Stellantis announced a 60 billion euro (US$70 billion) strategy under CEO Antonio Filosa, focusing on 60 new models by 2030, partnerships with Leapmotor, Dongfeng, Tata Motors, and tech firms like Qualcomm and Wayve, while prioritizing core brands like Jeep, Ram, and Fiat. Investors reacted cautiously due to execution risks and limited visibility, with Milan-listed shares dropping around 5.2% as concerns over profitability and brand restructuring lingered.

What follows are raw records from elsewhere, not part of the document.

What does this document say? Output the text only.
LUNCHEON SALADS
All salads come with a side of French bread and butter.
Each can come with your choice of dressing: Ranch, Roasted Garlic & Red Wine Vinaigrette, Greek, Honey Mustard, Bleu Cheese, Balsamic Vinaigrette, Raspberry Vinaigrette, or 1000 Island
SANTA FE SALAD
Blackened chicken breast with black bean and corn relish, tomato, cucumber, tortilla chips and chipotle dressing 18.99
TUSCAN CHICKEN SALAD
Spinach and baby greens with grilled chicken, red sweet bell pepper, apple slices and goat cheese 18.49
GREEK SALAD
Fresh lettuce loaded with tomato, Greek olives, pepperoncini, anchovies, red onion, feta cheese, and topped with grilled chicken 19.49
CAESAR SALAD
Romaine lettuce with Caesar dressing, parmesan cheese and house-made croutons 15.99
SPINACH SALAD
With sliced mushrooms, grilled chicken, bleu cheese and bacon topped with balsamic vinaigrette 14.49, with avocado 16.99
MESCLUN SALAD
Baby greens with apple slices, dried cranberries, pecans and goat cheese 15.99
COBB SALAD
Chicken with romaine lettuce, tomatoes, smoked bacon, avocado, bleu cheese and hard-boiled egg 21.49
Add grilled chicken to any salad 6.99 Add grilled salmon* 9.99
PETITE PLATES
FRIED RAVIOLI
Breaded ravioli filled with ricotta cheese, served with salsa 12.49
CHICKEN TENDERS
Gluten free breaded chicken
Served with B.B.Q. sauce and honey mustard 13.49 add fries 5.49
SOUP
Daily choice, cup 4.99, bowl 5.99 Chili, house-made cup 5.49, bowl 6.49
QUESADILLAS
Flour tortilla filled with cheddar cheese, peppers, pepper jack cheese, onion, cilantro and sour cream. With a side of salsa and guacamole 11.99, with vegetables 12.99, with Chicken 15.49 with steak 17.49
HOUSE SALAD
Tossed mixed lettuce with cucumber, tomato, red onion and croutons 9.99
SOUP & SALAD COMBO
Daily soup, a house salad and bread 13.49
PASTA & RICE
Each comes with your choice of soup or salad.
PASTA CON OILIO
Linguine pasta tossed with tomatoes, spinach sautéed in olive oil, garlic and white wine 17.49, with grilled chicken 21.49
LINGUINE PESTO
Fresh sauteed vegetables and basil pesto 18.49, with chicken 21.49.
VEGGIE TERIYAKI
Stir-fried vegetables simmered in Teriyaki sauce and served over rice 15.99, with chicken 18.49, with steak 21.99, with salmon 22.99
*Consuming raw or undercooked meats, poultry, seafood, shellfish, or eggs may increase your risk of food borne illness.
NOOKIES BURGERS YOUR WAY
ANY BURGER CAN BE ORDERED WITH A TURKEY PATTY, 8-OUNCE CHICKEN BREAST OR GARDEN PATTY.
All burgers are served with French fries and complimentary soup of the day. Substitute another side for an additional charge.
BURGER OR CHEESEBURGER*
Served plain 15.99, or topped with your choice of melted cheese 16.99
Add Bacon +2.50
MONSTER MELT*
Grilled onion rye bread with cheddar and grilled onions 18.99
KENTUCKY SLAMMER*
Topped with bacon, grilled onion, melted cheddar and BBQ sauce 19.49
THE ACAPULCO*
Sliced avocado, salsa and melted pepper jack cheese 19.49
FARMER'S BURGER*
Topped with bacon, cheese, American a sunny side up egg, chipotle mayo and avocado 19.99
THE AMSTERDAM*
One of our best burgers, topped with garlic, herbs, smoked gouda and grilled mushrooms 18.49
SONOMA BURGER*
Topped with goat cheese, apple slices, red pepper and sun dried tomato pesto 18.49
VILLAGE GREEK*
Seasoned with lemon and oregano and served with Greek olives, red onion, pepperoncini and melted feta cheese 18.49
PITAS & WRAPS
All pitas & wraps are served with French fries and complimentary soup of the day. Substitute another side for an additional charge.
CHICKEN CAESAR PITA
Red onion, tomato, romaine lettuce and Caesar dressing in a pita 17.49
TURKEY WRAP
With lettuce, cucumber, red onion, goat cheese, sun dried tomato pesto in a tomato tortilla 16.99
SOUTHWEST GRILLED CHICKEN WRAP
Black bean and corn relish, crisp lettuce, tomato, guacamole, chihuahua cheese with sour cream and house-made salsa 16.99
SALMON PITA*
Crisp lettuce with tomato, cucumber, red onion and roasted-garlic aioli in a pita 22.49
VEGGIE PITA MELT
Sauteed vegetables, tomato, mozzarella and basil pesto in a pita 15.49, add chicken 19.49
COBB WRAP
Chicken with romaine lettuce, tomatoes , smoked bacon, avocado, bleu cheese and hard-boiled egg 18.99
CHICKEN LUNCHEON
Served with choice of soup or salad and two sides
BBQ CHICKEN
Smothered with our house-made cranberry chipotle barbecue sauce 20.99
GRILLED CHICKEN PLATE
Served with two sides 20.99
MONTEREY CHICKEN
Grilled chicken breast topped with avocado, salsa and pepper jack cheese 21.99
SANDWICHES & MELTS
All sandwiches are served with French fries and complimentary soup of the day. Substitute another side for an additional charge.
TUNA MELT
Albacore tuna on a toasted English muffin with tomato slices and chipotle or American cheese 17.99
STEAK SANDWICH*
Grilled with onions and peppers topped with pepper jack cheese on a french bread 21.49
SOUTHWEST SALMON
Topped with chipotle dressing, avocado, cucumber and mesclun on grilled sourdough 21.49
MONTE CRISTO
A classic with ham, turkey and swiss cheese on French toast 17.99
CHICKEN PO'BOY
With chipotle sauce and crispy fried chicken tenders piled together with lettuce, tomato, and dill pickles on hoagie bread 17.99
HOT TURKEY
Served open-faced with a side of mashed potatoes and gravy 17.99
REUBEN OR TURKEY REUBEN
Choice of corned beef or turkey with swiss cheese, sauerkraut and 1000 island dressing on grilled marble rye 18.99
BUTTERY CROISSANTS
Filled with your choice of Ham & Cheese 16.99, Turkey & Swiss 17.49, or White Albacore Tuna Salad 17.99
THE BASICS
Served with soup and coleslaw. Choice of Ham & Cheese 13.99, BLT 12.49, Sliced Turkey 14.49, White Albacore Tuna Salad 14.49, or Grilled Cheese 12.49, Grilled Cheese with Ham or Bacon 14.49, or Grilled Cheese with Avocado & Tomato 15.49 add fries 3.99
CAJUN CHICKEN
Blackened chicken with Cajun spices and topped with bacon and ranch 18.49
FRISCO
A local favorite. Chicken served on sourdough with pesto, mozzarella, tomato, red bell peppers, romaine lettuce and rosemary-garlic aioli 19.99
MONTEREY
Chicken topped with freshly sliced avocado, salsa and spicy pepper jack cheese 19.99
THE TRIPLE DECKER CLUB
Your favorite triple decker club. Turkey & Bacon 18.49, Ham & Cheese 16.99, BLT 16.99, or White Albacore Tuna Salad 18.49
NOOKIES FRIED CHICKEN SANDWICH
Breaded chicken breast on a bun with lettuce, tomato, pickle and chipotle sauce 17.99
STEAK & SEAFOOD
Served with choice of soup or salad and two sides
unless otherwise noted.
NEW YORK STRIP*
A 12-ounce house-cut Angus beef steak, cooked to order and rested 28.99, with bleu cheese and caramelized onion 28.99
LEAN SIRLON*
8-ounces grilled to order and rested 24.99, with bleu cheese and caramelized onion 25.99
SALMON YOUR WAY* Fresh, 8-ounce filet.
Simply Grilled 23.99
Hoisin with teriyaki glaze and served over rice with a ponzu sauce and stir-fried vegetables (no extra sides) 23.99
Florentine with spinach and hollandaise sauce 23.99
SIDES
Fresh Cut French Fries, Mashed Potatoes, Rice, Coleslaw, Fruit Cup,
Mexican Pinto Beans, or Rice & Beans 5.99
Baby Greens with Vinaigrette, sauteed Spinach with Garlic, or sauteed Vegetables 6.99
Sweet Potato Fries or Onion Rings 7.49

Stellantis unveiled a 60 billion euro (US$70 billion) strategic pivot on Thursday, marking a shift under new CEO Antonio Filosa. The five-year plan includes 60 new models by 2030—spanning internal combustion, hybrid, and fully electric vehicles—while emphasizing external partnerships and monetizing excess factory capacity. Filosa framed the strategy as realistic and designed for sustainable growth, breaking from the prior approach of former CEO Carlos Tavares. Investors reacted warily, with Milan-listed shares falling about 5.2% by 1420 GMT. Analysts like Fabio Caldato of AcomeA cited execution risks and limited clarity on brand divestitures as concerns. The plan leans heavily on partnerships, including manufacturing deals with Chinese firms Leapmotor and Dongfeng, as well as collaborations with Tata Motors’ JLR unit and tech partners like Qualcomm, Applied Intuition, and self-driving startup Wayve. Stellantis will concentrate 70% of brand investments on Jeep, Ram, Peugeot, Fiat, and its Pro One commercial division, repositioning Chrysler and Alfa Romeo regionally. Affordable models, including a smaller pickup truck, are central to volume growth, according to North America brands head Tim Kuniskis. The company targets 24 billion euros in platform/powertrain investments and 6 billion euros in cost cuts by 2028, aiming for 50% of global volumes to come from three platforms by 2030, including the modular ‘Stella-One.’ Revenue growth targets include a 25% increase in North America by 2030, with adjusted operating margins of 8–10%, and a 15% rise in Europe, with margins of 3–5%. Filosa’s strategy balances cost-sharing with partners and revenue from contract manufacturing, addressing long-standing excess capacity challenges. Dealers like Jim Walen in Seattle praised the focus on affordable vehicles, calling it ‘spot on’ for market needs.